Plot twist! This is actually for Bastien Guerry (Org Mode maintainer, also http://emacs-doctor.com/), not for me. I’ve been doing Emacs-related Helpouts for a token fee and I’m happy to chat with people about Emacs gratis as well, but I think it would be even awesomer to see if someone as wonderful as Bastien can build a nice little business out of it.
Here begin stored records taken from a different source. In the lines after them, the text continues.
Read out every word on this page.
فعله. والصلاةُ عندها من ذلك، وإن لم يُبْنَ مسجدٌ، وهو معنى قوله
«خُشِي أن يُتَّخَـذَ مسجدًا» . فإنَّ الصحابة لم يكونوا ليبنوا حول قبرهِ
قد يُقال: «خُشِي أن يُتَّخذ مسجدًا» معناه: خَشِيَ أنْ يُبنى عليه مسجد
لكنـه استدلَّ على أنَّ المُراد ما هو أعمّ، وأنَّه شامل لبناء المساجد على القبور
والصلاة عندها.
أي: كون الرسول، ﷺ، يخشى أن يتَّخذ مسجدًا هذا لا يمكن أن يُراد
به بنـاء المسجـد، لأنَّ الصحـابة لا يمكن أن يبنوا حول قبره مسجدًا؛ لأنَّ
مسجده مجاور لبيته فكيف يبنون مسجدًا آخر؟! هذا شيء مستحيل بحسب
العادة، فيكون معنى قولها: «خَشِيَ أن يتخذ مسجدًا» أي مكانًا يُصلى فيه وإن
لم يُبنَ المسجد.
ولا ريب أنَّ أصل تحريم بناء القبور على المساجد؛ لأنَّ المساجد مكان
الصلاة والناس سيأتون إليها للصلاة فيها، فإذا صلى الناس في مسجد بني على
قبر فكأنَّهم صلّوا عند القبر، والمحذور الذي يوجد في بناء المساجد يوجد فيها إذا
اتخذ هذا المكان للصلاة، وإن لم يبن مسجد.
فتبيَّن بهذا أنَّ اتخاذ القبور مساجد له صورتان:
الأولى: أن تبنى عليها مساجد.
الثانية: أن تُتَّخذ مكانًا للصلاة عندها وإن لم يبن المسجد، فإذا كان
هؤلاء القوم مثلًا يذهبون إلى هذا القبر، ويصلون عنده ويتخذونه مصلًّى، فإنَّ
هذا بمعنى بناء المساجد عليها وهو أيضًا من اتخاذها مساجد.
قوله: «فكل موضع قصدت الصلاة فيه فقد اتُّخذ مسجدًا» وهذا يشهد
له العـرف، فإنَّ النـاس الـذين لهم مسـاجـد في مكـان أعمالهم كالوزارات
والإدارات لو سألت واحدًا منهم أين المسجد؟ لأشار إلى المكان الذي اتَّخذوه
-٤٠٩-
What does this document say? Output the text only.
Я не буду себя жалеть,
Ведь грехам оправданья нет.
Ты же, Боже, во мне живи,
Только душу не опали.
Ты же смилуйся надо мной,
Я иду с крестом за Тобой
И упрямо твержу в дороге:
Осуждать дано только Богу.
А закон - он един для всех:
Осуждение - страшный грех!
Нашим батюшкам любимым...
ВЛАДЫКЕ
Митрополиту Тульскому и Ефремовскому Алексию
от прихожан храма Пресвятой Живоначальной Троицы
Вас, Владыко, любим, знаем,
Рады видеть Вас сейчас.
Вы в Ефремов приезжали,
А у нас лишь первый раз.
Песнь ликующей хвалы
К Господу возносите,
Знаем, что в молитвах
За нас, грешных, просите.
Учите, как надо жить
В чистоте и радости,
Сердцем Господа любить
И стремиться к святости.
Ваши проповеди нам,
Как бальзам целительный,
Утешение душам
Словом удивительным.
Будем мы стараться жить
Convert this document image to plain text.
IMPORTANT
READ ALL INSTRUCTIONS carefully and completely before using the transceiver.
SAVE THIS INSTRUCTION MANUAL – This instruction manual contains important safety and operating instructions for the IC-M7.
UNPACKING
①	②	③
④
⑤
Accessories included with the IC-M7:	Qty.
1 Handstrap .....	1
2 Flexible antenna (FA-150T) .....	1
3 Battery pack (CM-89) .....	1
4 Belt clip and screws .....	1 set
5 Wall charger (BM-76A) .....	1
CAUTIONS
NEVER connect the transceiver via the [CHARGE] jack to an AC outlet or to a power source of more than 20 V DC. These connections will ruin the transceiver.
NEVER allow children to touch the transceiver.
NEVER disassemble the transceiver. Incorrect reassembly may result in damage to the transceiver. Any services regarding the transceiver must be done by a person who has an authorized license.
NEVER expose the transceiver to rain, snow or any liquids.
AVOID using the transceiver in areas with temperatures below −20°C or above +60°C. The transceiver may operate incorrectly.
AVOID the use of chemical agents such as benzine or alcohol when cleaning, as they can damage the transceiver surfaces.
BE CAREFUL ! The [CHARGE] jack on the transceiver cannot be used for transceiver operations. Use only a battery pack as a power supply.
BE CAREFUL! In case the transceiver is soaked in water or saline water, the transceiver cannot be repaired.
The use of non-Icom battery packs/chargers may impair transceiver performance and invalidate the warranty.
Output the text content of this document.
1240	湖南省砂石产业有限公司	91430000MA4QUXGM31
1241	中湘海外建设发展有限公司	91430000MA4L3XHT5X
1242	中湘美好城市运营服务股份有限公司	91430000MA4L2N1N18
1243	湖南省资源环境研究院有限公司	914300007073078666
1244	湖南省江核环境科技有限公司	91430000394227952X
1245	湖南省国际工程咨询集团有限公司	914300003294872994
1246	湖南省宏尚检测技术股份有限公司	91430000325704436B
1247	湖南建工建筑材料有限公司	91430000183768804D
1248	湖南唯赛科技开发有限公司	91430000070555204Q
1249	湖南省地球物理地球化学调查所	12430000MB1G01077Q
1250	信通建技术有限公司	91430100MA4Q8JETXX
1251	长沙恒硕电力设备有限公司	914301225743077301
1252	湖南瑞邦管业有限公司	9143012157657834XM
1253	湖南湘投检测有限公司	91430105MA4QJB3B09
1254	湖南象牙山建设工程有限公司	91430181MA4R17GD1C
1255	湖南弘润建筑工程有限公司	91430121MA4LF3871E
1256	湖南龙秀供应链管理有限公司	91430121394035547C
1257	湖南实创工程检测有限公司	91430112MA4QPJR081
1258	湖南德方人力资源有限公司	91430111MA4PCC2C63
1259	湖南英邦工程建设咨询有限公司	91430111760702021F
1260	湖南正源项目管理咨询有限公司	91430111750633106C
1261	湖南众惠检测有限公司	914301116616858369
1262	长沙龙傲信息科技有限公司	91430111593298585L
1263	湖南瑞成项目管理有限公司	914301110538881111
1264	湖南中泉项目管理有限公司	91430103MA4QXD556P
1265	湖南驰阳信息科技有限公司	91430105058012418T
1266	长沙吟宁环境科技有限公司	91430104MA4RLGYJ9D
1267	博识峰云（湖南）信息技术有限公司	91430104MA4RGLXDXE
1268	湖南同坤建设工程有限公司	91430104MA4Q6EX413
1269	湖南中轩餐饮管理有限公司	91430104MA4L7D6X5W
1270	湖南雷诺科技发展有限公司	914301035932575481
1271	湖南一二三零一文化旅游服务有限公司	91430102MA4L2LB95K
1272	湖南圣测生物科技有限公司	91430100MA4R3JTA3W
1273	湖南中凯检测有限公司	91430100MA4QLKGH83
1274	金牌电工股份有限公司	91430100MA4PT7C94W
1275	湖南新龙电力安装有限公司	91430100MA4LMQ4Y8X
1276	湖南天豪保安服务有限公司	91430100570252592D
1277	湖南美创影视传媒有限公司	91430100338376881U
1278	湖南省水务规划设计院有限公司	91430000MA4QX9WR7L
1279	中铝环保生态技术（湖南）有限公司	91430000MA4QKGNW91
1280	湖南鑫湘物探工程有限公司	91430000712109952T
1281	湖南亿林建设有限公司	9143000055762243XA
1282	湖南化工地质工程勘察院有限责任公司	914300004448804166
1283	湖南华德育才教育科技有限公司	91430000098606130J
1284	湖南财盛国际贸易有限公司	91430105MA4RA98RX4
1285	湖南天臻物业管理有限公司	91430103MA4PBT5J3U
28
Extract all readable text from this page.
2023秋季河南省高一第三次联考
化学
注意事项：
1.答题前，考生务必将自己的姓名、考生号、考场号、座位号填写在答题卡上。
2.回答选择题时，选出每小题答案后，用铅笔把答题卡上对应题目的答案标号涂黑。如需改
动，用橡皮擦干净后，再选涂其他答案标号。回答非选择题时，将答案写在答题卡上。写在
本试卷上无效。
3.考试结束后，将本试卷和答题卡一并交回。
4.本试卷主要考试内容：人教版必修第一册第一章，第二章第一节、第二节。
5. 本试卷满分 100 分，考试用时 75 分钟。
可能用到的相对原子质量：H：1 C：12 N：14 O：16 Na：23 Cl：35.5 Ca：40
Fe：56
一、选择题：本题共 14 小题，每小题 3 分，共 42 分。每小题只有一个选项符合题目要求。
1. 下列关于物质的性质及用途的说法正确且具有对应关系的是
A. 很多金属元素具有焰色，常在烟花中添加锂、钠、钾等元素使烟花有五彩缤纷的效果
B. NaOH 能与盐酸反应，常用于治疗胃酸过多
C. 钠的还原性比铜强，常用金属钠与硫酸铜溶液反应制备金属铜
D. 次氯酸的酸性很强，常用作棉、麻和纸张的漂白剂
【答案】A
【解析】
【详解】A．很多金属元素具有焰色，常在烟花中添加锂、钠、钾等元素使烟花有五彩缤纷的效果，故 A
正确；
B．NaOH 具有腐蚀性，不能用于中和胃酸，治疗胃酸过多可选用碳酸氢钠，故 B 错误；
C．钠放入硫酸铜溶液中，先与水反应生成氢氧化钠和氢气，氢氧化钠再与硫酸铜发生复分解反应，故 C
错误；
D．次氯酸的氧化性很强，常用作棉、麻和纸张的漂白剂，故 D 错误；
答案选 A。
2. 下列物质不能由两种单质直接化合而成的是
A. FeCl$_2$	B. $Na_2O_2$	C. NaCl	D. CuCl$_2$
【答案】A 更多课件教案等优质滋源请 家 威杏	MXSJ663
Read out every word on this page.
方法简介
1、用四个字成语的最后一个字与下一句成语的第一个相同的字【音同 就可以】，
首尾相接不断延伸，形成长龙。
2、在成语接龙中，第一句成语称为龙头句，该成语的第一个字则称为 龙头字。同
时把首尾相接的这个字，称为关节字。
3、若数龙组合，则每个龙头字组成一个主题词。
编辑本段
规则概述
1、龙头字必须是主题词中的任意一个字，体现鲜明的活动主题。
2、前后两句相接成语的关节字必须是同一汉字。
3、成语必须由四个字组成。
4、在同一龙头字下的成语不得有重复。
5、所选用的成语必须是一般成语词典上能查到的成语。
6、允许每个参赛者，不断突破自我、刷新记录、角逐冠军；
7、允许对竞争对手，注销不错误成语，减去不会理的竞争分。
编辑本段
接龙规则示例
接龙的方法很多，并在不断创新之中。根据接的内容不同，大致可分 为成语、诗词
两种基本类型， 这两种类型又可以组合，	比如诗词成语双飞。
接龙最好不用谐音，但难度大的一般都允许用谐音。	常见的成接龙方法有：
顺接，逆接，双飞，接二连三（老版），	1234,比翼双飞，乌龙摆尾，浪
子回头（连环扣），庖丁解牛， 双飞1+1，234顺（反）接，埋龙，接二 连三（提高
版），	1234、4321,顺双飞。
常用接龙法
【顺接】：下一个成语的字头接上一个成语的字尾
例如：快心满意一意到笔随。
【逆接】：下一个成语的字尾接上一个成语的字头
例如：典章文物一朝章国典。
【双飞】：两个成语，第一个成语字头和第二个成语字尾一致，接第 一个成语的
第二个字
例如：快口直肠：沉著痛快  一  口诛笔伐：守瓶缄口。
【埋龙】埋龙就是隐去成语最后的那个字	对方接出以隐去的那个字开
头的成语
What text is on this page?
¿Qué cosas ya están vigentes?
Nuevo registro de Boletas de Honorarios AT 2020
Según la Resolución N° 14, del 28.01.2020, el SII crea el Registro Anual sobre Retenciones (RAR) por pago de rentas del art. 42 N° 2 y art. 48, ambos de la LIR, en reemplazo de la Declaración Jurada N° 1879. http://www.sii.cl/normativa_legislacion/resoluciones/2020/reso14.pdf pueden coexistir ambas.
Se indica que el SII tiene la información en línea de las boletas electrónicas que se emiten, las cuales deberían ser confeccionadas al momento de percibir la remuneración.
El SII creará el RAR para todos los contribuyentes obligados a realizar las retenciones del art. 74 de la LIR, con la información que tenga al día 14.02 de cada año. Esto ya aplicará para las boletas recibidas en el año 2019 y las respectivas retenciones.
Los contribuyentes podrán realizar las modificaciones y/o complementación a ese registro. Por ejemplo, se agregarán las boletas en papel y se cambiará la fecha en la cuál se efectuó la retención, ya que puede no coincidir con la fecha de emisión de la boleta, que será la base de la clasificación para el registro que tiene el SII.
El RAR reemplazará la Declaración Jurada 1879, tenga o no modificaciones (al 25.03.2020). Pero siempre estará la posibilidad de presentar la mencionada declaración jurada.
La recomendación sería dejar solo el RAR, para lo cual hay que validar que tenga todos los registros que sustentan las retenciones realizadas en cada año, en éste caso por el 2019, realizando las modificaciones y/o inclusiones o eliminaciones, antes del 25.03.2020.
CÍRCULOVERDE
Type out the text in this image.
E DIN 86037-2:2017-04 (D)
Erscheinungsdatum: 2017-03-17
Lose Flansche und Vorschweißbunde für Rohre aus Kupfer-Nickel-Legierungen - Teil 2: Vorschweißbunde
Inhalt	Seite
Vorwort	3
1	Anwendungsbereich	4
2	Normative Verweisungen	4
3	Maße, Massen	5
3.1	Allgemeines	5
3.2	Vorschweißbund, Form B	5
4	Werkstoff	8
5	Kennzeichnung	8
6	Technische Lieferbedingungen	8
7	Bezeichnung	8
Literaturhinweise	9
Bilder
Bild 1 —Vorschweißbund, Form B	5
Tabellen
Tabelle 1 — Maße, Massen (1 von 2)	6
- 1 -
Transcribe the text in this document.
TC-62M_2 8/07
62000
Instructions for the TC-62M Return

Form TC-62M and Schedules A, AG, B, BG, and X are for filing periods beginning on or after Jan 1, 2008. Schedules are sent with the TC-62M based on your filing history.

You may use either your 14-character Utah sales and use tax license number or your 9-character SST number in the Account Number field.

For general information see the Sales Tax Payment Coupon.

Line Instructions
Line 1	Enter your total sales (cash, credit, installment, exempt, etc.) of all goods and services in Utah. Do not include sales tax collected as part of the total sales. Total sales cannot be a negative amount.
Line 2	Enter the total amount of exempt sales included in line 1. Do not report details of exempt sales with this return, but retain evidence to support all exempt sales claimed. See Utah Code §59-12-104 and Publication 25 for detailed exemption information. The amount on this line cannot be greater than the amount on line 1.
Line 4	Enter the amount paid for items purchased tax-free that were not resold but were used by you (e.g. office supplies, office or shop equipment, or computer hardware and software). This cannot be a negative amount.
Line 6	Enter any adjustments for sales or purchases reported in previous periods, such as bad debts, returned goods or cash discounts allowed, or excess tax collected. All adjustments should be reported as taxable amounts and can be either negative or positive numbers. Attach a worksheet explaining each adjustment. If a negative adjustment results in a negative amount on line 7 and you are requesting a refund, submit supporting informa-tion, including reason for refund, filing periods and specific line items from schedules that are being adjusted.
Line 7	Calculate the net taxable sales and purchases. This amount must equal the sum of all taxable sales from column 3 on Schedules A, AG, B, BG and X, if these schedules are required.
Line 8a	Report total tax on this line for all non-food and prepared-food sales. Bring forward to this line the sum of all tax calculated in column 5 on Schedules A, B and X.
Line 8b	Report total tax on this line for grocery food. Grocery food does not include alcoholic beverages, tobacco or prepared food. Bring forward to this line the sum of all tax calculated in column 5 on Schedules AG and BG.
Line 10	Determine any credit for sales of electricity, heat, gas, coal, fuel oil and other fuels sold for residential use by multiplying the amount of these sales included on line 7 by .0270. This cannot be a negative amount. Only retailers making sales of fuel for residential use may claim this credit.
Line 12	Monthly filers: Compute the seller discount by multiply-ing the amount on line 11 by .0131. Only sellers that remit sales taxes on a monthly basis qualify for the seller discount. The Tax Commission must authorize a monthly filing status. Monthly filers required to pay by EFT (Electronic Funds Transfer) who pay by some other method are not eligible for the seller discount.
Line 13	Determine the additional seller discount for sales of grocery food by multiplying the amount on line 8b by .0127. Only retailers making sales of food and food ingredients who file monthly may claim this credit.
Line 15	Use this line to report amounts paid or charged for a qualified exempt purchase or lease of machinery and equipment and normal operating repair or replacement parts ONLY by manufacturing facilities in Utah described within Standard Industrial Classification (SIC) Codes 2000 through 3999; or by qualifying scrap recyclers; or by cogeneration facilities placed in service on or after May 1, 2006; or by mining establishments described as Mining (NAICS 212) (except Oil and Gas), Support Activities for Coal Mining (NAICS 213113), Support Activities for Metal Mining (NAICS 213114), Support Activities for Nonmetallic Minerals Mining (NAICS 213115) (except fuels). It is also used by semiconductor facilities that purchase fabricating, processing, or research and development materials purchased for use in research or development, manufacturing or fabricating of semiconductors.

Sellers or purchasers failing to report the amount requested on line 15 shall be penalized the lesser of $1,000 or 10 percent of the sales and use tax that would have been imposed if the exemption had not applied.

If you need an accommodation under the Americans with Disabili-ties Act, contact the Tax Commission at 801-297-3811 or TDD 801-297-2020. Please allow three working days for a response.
How wonderful is Bastien? Well, if you’ve seen my Emacs Chat with him or read his posts on the Org Mode mailing list, you know that he’s smart, experienced, and friendly. In fact, the more I think about what Emacs consulting might be like, the more I want to sign up too. I use Org a lot and I’m generally comfortable tinkering with the source code, but there are a few things that I haven’t quite wrapped by mind around yet: more export tweaks, more Babel/tangling, a better capture workflow… And I have yet to get around to setting up proper autocomplete and other development tools, too!

Bastien’s travelling at the moment, but wouldn’t it be lovely if he got back to a bunch of e-mails to [email protected] with requests or suggestions? =) E-mail him if you’re interested, and help him figure out what’s a good way to help you. He mentioned being open to pay-what-you-want pricing. If money is tight, reach out to him anyway – and if you want to donate more as a way of thanking him for all the other stuff he does, that’s also a great excuse to ask him to help improve how you use Emacs.

Hey, if there are Eclipse consultants… Surely we can get even more value out of Emacs consulting!